Zu den Äußerungen des Parteivorsitzenden der SPD heute in der Bildzeitung habe ich folgendes zu sagen:
1. Kein/e ernst zu nehmende/r Ökonom_in bestreitet heute noch die Tatsache, dass die Austertitätspolitik in Griechenland gescheitert ist. Dieser falsche Weg soll nun fortgesetzt werden. Warum?
2. Es war die deutsche Bundesregierung, die zusammen mit den europäischen Eliten, das Geld der Steuerzahler_innen für die Rettung der europäischen Banken eingesetzt hat. Die notleidende griechische Bevölkerung hatte davon nichts. Vor allem Deutschland profitiert von den Zinszahlungen der Anleihen.
3. Eben diese Banken haben über viele Jahre mit der korrupten Regierung Samaras gute Geschäfte gemacht.
4. Denkt jemand darüber nach, was in Griechenland passiert, wenn Syriza scheitert? Die faschistische Partei Goldene Morgenröte war immerhin drittstärkste Partei bei den Wahlen im Januar.

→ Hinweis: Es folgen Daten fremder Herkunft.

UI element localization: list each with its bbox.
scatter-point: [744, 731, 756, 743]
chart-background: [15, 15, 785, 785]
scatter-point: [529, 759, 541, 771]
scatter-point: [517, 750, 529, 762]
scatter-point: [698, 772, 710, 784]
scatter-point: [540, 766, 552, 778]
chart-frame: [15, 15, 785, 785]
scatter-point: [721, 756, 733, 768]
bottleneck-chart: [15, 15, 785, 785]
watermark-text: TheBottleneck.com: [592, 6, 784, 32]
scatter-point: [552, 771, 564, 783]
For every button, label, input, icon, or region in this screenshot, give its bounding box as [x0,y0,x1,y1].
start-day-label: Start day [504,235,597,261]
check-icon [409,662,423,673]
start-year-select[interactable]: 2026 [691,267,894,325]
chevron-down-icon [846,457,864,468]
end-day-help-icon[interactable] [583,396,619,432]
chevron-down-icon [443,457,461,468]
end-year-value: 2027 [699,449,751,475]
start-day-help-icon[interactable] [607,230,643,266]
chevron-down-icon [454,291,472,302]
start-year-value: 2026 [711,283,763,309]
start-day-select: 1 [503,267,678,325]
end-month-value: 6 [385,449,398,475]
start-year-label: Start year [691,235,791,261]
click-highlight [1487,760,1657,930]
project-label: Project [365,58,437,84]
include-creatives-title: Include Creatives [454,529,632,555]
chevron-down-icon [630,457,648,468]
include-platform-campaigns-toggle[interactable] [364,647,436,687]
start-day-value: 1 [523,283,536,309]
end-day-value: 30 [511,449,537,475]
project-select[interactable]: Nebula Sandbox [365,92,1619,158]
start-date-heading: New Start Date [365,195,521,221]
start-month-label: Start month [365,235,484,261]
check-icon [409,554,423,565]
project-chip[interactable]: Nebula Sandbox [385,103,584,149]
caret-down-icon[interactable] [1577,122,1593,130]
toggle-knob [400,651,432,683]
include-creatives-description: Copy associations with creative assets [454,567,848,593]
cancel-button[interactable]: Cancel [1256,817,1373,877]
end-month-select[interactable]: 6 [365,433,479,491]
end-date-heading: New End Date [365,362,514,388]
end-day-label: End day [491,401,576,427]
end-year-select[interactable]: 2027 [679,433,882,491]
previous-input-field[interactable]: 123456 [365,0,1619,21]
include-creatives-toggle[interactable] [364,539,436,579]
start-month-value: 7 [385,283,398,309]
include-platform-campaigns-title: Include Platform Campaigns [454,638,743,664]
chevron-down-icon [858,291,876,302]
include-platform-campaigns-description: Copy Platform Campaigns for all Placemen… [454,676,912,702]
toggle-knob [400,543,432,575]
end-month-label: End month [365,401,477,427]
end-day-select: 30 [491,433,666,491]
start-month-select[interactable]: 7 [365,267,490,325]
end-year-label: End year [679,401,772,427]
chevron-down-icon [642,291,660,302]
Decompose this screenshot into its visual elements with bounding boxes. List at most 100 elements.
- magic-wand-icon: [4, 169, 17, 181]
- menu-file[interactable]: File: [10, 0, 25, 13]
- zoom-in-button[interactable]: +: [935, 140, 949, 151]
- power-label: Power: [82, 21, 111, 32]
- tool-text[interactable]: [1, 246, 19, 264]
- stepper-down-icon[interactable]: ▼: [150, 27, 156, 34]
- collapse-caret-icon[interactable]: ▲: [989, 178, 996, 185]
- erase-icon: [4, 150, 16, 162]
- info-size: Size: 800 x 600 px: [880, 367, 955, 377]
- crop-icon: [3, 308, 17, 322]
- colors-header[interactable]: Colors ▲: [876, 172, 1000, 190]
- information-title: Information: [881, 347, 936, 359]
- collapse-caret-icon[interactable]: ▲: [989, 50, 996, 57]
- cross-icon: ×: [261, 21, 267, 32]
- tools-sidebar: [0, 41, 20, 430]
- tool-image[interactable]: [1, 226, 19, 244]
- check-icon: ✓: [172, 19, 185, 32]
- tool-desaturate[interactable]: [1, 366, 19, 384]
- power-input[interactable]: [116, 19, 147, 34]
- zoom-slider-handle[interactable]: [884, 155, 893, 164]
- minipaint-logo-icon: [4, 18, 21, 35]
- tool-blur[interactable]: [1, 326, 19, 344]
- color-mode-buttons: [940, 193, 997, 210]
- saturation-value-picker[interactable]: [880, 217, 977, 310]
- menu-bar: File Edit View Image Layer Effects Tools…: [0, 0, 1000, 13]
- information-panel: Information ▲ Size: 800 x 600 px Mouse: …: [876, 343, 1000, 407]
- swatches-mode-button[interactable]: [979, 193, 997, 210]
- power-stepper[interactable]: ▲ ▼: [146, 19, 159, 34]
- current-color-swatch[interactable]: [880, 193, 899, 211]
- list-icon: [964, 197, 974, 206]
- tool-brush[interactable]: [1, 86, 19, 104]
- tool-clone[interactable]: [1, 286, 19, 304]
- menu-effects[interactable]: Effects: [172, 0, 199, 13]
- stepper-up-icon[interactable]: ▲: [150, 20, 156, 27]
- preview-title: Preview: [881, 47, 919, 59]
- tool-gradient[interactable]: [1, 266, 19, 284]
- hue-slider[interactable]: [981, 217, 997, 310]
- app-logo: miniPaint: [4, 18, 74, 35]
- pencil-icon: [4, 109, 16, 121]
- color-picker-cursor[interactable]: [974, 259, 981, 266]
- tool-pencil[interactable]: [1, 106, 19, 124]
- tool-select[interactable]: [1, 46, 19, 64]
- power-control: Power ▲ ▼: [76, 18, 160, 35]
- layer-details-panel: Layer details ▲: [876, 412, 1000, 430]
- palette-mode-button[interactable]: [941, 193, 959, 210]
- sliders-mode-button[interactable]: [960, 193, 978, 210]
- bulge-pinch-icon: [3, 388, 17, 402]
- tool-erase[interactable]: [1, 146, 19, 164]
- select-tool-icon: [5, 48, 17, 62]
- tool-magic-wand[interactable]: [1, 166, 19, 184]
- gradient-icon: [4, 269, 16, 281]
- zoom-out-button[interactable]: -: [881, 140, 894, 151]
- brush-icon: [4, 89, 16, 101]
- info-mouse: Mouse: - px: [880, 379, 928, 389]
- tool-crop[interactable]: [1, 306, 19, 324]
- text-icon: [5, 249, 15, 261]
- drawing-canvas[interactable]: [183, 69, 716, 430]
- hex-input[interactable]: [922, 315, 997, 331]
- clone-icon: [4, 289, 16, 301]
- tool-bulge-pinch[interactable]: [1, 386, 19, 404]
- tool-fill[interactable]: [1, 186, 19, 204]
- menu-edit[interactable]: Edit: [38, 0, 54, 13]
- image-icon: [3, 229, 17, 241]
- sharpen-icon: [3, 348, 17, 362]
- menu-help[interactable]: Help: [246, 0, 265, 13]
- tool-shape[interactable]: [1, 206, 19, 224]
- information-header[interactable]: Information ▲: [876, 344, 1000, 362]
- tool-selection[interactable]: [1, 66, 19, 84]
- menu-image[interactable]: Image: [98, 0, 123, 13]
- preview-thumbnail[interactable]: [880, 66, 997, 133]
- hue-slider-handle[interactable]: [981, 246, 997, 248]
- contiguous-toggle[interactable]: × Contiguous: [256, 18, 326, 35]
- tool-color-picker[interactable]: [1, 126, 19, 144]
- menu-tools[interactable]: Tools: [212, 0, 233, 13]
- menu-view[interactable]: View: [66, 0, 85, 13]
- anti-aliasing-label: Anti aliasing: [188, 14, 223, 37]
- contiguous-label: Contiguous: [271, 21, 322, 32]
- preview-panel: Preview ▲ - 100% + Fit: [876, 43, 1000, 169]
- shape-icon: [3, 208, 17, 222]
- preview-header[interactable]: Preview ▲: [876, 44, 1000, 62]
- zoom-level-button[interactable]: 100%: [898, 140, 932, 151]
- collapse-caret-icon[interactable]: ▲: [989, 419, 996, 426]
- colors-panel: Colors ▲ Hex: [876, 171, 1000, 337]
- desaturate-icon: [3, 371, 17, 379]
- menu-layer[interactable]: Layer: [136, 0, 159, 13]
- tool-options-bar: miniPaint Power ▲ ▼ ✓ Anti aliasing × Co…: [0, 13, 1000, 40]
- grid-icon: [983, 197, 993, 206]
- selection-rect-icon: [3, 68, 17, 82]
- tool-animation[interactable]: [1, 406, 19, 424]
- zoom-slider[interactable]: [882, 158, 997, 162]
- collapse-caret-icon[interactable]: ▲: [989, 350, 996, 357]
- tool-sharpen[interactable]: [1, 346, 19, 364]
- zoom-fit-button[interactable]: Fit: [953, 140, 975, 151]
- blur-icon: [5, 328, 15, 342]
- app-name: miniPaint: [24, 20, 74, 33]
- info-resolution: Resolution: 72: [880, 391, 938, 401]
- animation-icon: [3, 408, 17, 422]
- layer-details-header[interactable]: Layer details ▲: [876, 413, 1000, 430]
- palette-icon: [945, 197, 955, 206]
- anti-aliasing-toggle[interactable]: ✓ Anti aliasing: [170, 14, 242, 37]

5. Die demokratisch gewählte Partei Syriza bringt einen unglaublichen Wert mit: sie war und ist nicht korrupt. Warum diese Diskriminierung? Warum nicht die Chance nutzen an einer Demokratisierung Europas zu arbeiten?
6. Von Sozialdemokrat_innen erwarte ich genau das.

Es gab SPD Vorsitzende, die sich für so etwas geschämt hätten.